5dimes has Auburn at +1200 to win the SEC and +4500 to win the national championship. And let’s not forget that Nix has as good a duo of receiving targets as there is in the SEC in Seth Williams and Anthony Schwartz. If the defense remains as stout as last season and Nix improves the offense, the Tigers should roar in 2020… assuming there is a 2020 college football season, to begin with.
Despite campus workouts in the Age of COVID remaining voluntary, there seems to be a new “Players Test Positive” story every day, plenty of them citing the latest not-so-positive news from the Plains.
Tests for three Auburn players came back positive for COVID-19 in early June. They all quarantined together in a separate dorm. Thankfully, none were asymptomatic. A few days later, news broke that 24 students had just tested positive.

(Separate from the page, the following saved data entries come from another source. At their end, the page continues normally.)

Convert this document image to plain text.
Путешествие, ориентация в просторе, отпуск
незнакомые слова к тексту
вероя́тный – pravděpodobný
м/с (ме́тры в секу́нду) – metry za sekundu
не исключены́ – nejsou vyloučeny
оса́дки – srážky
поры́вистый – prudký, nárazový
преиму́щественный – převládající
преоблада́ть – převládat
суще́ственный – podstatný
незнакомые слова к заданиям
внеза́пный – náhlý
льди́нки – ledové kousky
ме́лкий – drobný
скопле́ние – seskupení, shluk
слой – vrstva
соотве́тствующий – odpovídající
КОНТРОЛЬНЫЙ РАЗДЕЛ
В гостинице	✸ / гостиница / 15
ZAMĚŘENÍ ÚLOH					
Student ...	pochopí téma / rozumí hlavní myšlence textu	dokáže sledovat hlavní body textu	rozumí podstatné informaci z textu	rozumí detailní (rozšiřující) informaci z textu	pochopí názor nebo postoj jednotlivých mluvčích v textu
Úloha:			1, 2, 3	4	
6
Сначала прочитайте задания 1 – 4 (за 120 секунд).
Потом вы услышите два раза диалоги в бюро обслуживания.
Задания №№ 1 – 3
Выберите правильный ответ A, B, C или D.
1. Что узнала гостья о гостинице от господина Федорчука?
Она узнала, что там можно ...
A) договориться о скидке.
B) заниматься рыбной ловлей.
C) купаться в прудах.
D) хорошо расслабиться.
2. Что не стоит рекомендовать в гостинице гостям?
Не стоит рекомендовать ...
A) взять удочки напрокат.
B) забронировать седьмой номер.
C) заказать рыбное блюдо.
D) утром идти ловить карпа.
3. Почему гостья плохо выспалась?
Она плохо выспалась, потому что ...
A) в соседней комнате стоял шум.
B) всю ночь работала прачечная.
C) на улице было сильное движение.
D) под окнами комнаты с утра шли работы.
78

“We’re going to keep them in the same groups for an extended period of time,” Malzahn told reporters. “But Coach Russell knows our guys very well. I think after a short period of time, he’ll be able to really identify the guys that are in a little bit better shape than the others, kind of put those guys in groups whenever regulations allow us to.”
Gus and the Gang have been enforcing face masks, social distancing, all that stuff, same as most every other coaching staff in the country. Of course, plenty of other programs have had the pandemic hit close to home, to varying degrees.
On June 1st, the University of Houston had to immediately shutter its on-campus workouts after six players tested positive.
When Kansas State players returned to campus around the same time, administrators were ecstatic: 90 tests, zero cases.
Two weeks later, 14 Wildcats tested positive. Kansas State won’t be back for workouts until mid-July.
How many cases develop across the county, and to what extent, will ultimately determine whether 2020 goes off without a hitch, or even — knock on wood — goes off at all. Most D-1 programs seem to have stringent safety protocols in place, including routine testing and contact tracing. But numbers-wise — and perception-wise — late August could look a lot different from late June (which ain’t looking all that great itself at the moment). Meanwhile, national columnists are already posting stories headlined “Did college football return too soon?”
Most of the uncertainty stems from the fact that no one has articulated or even defined the collective pain threshold. Will some teams tap out if, in their estimation, the number of positive cases is too high, while others press on if they log few or no positive cases? If there’s no clear consensus, should the NCAA err on the side of caution and simply cancel the season rather than face relentless public scrutiny for putting dollars before player health?
And will programs even unite on abiding (or not) by the NCAA’s yea or nay?
At this rate, we may not know until kickoff.